At a soccer game on Saturday night, I sat next to a college student who clutched two iphones, one in each hand, one of which connected to an ear piece in his ear. I tried to keep my eye on the game but felt a sick fascination at someone who could do so much communicating and apparently make sense, though I must say that the conversation he was having with the 3D person to his right had a sort of autopilot feel, and I don’t think he was noticing the fine points of the game. Nonetheless, he had so many cutting edge communication mediums in play, my head was spinning. And frankly, it was already spinning from an afternoon I’d spent sorting out an enormous collection of Flower catalogs a friend gave me.

As you can imagine, decorating our packages with photos of Flowers requires a lot of photos. When a friend who runs a vegetable and flower stand offered to give me their farm’s outdated wholesale catalogs, I was delighted. During the drop off of this mother load of catalogs, my friend Sarah told me of her consternation about a convention for garden businesses that she had just attended. She reported that the marketing workshops had been beyond frightening. Apparently using designer names for all new hybrid Flowers and vegetables is all the rage.

Just what the world needs, Gucci parsnips.

When I sat down to leaf through all the catalogs, I got the drift. And fast. First, there were virtually no Flowers in the catalogs that I recognized. It wasn’t just the cutesy names like Sweet Carolina Bewitched or Molimba Mini Frizzle Pink that threw me off identifying what was being sold, but the hundreds of pages of glossy shots of Flowers I had never seen in any garden. I even noticed no one calls them Flowers anymore, these species were all referred to as “vegetative growth.”

Personally, I have always enjoyed imagining folks sending their sweethearts bouquets of “vegetative growth.”

I guess those who carry two iphones stay better in touch with what is happening in the agribusiness world than me, because everything I was looking at reminded me of a GM production line. And sounded like it too.

Here are a couple of bullet points from these catalogs and I quote:

“Goal: Provide growers with bulked up, performance-charged, ready-to-go-lines. Fast Tracks TM provide quick turns on 6.5 and larger container and basket production.”

My response? Are tests for steroids needed here?

Or this winner: “Higher profits via upscale, total package solutions including informative, eye catching tags and branded pots,”

And I thought it was the plants that were supposed to be eye-catching.

or my favorite:

“4.25 Grande self symetricize (registered trademark) container and flat filled display tray (patented) uses a unique version of our symetricize system. When used with automatic pot dispensers, containers shift into place perfectly in the tray-without assistance- to align logo and tag locator spots.

Or perhaps because of the automatic pot dispensers, people only THINK the containers have shifted perfectly into place without assistance…

OMG ( I learned about that one Saturday night- it’s the default remark when both of your iphones are blowing up)

Can’t you just hear the plants response? “What are we?
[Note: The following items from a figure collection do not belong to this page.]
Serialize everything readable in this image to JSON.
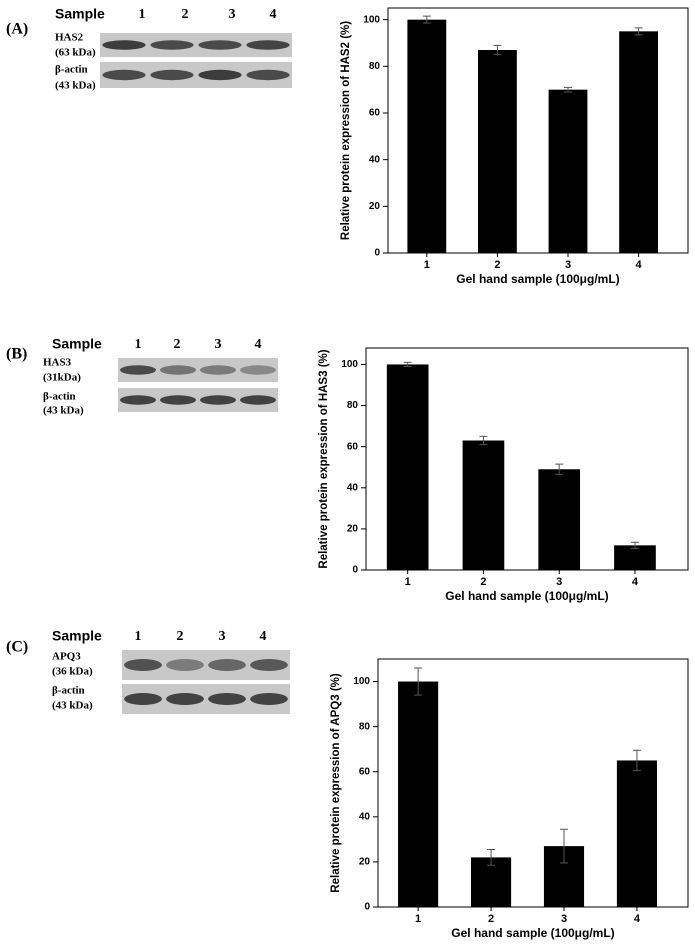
{
  "panels": [
    {
      "label": "(A)",
      "blot": {
        "header": "Sample",
        "lanes": [
          "1",
          "2",
          "3",
          "4"
        ],
        "rows": [
          {
            "name": "HAS2",
            "size": "(63 kDa)"
          },
          {
            "name": "β-actin",
            "size": "(43 kDa)"
          }
        ]
      }
    },
    {
      "label": "(B)",
      "blot": {
        "header": "Sample",
        "lanes": [
          "1",
          "2",
          "3",
          "4"
        ],
        "rows": [
          {
            "name": "HAS3",
            "size": "(31kDa)"
          },
          {
            "name": "β-actin",
            "size": "(43 kDa)"
          }
        ]
      }
    },
    {
      "label": "(C)",
      "blot": {
        "header": "Sample",
        "lanes": [
          "1",
          "2",
          "3",
          "4"
        ],
        "rows": [
          {
            "name": "APQ3",
            "size": "(36 kDa)"
          },
          {
            "name": "β-actin",
            "size": "(43 kDa)"
          }
        ]
      }
    }
  ],
  "chart_data": [
    {
      "type": "bar",
      "xlabel": "Gel hand sample (100μg/mL)",
      "ylabel": "Relative protein expression of HAS2 (%)",
      "categories": [
        "1",
        "2",
        "3",
        "4"
      ],
      "values": [
        100,
        87,
        70,
        95
      ],
      "errors": [
        1.5,
        2,
        1,
        1.5
      ],
      "color": "#000000",
      "ylim": [
        0,
        105
      ],
      "yticks": [
        0,
        20,
        40,
        60,
        80,
        100
      ]
    },
    {
      "type": "bar",
      "xlabel": "Gel hand sample (100μg/mL)",
      "ylabel": "Relative protein expression of HAS3 (%)",
      "categories": [
        "1",
        "2",
        "3",
        "4"
      ],
      "values": [
        100,
        63,
        49,
        12
      ],
      "errors": [
        1,
        2,
        2.5,
        1.5
      ],
      "color": "#000000",
      "ylim": [
        0,
        108
      ],
      "yticks": [
        0,
        20,
        40,
        60,
        80,
        100
      ]
    },
    {
      "type": "bar",
      "xlabel": "Gel hand sample (100μg/mL)",
      "ylabel": "Relative protein expression of APQ3 (%)",
      "categories": [
        "1",
        "2",
        "3",
        "4"
      ],
      "values": [
        100,
        22,
        27,
        65
      ],
      "errors": [
        6,
        3.5,
        7.5,
        4.5
      ],
      "color": "#000000",
      "ylim": [
        0,
        110
      ],
      "yticks": [
        0,
        20,
        40,
        60,
        80,
        100
      ]
    }
  ]
}
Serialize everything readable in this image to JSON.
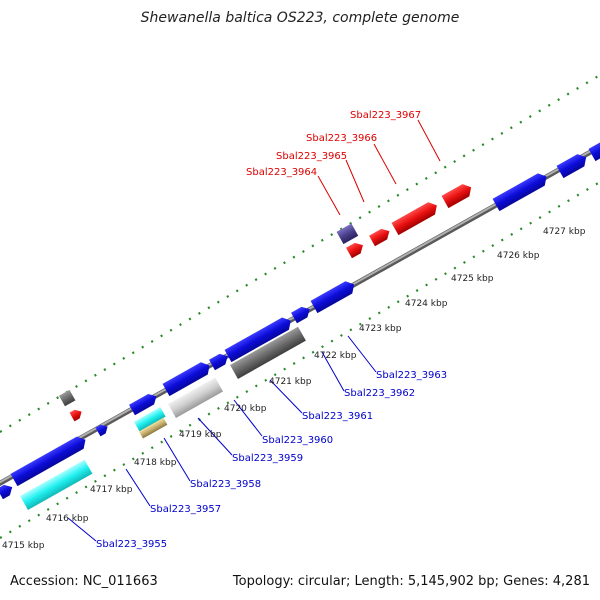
{
  "title": "Shewanella baltica OS223, complete genome",
  "footer": {
    "accession": "Accession: NC_011663",
    "stats": "Topology: circular; Length: 5,145,902 bp; Genes: 4,281"
  },
  "colors": {
    "forward_gene": "#1010e0",
    "highlight_gene": "#ee1111",
    "label_blue": "#0000cc",
    "label_red": "#dd0000",
    "backbone": "#8c8c8c",
    "tick_green": "#2a8a2a",
    "dark_purple": "#4a3f8a",
    "cyan": "#22f0f0",
    "gray_dark": "#6a6a6a",
    "gray_light": "#cfcfcf",
    "tan": "#c8b070"
  },
  "scale_labels": [
    "4715 kbp",
    "4716 kbp",
    "4717 kbp",
    "4718 kbp",
    "4719 kbp",
    "4720 kbp",
    "4721 kbp",
    "4722 kbp",
    "4723 kbp",
    "4724 kbp",
    "4725 kbp",
    "4726 kbp",
    "4727 kbp"
  ],
  "gene_labels_bottom": [
    "Sbal223_3955",
    "Sbal223_3957",
    "Sbal223_3958",
    "Sbal223_3959",
    "Sbal223_3960",
    "Sbal223_3961",
    "Sbal223_3962",
    "Sbal223_3963"
  ],
  "gene_labels_top": [
    "Sbal223_3964",
    "Sbal223_3965",
    "Sbal223_3966",
    "Sbal223_3967"
  ]
}
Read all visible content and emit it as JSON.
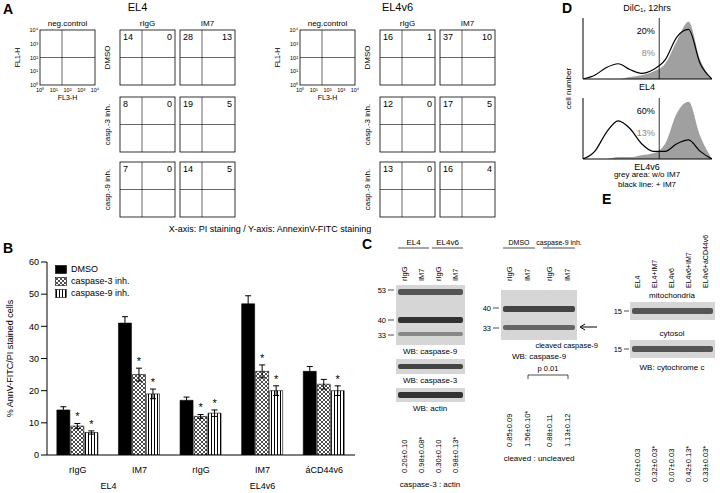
{
  "panel_A": {
    "label": "A",
    "column_titles": [
      "neg.control",
      "rIgG",
      "IM7"
    ],
    "row_labels": [
      "DMSO",
      "casp.-3 inh.",
      "casp.-9 inh."
    ],
    "neg_control": {
      "y_label": "FL1-H",
      "x_label": "FL3-H",
      "ticks": [
        "10⁰",
        "10¹",
        "10²",
        "10³",
        "10⁴"
      ]
    },
    "groups": [
      {
        "title": "EL4",
        "quadrants": [
          [
            [
              14,
              0
            ],
            [
              28,
              13
            ]
          ],
          [
            [
              8,
              0
            ],
            [
              19,
              5
            ]
          ],
          [
            [
              7,
              0
            ],
            [
              14,
              5
            ]
          ]
        ]
      },
      {
        "title": "EL4v6",
        "quadrants": [
          [
            [
              16,
              1
            ],
            [
              37,
              10
            ]
          ],
          [
            [
              12,
              0
            ],
            [
              17,
              5
            ]
          ],
          [
            [
              13,
              0
            ],
            [
              16,
              4
            ]
          ]
        ]
      }
    ],
    "caption": "X-axis: PI staining / Y-axis: AnnexinV-FITC staining"
  },
  "chart_data": [
    {
      "panel": "B",
      "type": "bar",
      "y_label": "% AnnV-FITC/PI stained cells",
      "categories": [
        "rIgG",
        "IM7",
        "rIgG",
        "IM7",
        "áCD44v6"
      ],
      "category_groups": [
        "EL4",
        "EL4",
        "EL4v6",
        "EL4v6",
        "EL4v6"
      ],
      "series": [
        {
          "name": "DMSO",
          "color": "#000000",
          "values": [
            14,
            41,
            17,
            47,
            26
          ],
          "errors": [
            1,
            2,
            1,
            2.5,
            1.5
          ],
          "significance": [
            null,
            null,
            null,
            null,
            null
          ]
        },
        {
          "name": "caspase-3 inh.",
          "color": "#000000",
          "values": [
            9,
            25,
            12,
            26,
            22
          ],
          "errors": [
            0.8,
            2,
            0.6,
            2,
            1.5
          ],
          "significance": [
            "*",
            "*",
            "*",
            "*",
            null
          ]
        },
        {
          "name": "caspase-9 inh.",
          "color": "#000000",
          "values": [
            7,
            19,
            13,
            20,
            20
          ],
          "errors": [
            0.5,
            1.5,
            1,
            1.5,
            1.5
          ],
          "significance": [
            "*",
            "*",
            "*",
            "*",
            "*"
          ]
        }
      ],
      "ylim": [
        0,
        60
      ],
      "yticks": [
        0,
        10,
        20,
        30,
        40,
        50,
        60
      ],
      "legend": "upper left",
      "grid": false
    },
    {
      "panel": "D",
      "type": "area",
      "title": "DilC₁, 12hrs",
      "y_label": "cell number",
      "tick_labels": false,
      "xlim": [
        0,
        11
      ],
      "ylim": [
        0,
        32
      ],
      "x": [
        0,
        1,
        2,
        3,
        4,
        5,
        6,
        7,
        8,
        9,
        10,
        11
      ],
      "gate": 6.5,
      "plots": [
        {
          "name": "EL4",
          "series": [
            {
              "name": "grey area: w/o IM7",
              "type": "area",
              "color": "#a0a0a0",
              "values": [
                0,
                0,
                0,
                0,
                1,
                2,
                4,
                8,
                20,
                30,
                10,
                0
              ]
            },
            {
              "name": "black line: + IM7",
              "type": "line",
              "color": "#000000",
              "values": [
                0,
                2,
                6,
                8,
                5,
                3,
                5,
                10,
                22,
                26,
                8,
                0
              ]
            }
          ],
          "annotations": [
            {
              "text": "20%",
              "color": "#000000"
            },
            {
              "text": "8%",
              "color": "#888888"
            }
          ]
        },
        {
          "name": "EL4v6",
          "series": [
            {
              "name": "grey area: w/o IM7",
              "type": "area",
              "color": "#a0a0a0",
              "values": [
                0,
                0,
                0,
                1,
                1,
                2,
                3,
                8,
                24,
                30,
                12,
                0
              ]
            },
            {
              "name": "black line: + IM7",
              "type": "line",
              "color": "#000000",
              "values": [
                0,
                4,
                14,
                20,
                16,
                8,
                4,
                4,
                8,
                10,
                4,
                0
              ]
            }
          ],
          "annotations": [
            {
              "text": "60%",
              "color": "#000000"
            },
            {
              "text": "13%",
              "color": "#888888"
            }
          ]
        }
      ]
    }
  ],
  "panel_C": {
    "label": "C",
    "left": {
      "groups": [
        "EL4",
        "EL4v6"
      ],
      "lanes": [
        "rIgG",
        "IM7",
        "rIgG",
        "IM7"
      ],
      "blots": [
        {
          "label": "WB: caspase-9",
          "markers": [
            53,
            40,
            33
          ]
        },
        {
          "label": "WB: caspase-3"
        },
        {
          "label": "WB: actin"
        }
      ],
      "values": [
        "0.20±0.10",
        "0.98±0.08*",
        "0.30±0.10",
        "0.98±0.13*"
      ],
      "value_caption": "caspase-3 : actin"
    },
    "right": {
      "groups": [
        "DMSO",
        "caspase-9 inh."
      ],
      "lanes": [
        "rIgG",
        "IM7",
        "rIgG",
        "IM7"
      ],
      "blots": [
        {
          "label": "WB: caspase-9",
          "markers": [
            40,
            33
          ]
        }
      ],
      "arrow_label": "cleaved caspase-9",
      "p_value": "p 0.01",
      "values": [
        "0.85±0.09",
        "1.56±0.10*",
        "0.88±0.11",
        "1.13±0.12"
      ],
      "value_caption": "cleaved : uncleaved"
    }
  },
  "panel_E": {
    "label": "E",
    "lanes": [
      "EL4",
      "EL4+IM7",
      "EL4v6",
      "EL4v6+IM7",
      "EL4v6+áCD44v6"
    ],
    "blots": [
      {
        "label": "mitochondria",
        "marker": 15
      },
      {
        "label": "cytosol",
        "marker": 15
      }
    ],
    "blot_caption": "WB: cytochrome c",
    "values": [
      "0.02±0.03",
      "0.32±0.03*",
      "0.07±0.03",
      "0.42±0.13*",
      "0.33±0.03*"
    ]
  }
}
Chopped Liver?”

Then there were the many catalogs proudly describing the journey of 10,000 miles that each of their six week old seedlings had taken. Do we all really want to buy plant plugs that start their life in Spain then get shipped to Georgia then trucked to us all before they have their first bud?

I guess the designer labels begin to make sense when you realize that every member of the Rockapulco series on offer has travelled more in six weeks than most of us will travel in a lifetime.

In response, I would like to offer some bullet points from Green Hope Farm:

During the spring, my much too small greenhouse is full of pots that are perched precariously, have popsicle stick labels and do not match.

I do not know what someone means when they say “expands the spring shoulder market.”

I still believe in dirt and seeds and I use them. Together.

My children send me on errands with the family cell phone and I am too embarrassed to tell them I don’t know how to turn it on.

And Jim, if you are reading this blog, I would love a bouquet of Flowers. Spare me the vegetative growth.

And last but not least, Sarah, if you are reading this blog, I feel your pain. And I am not sure a Supertunia named Vista Bubblegum is going to ease it.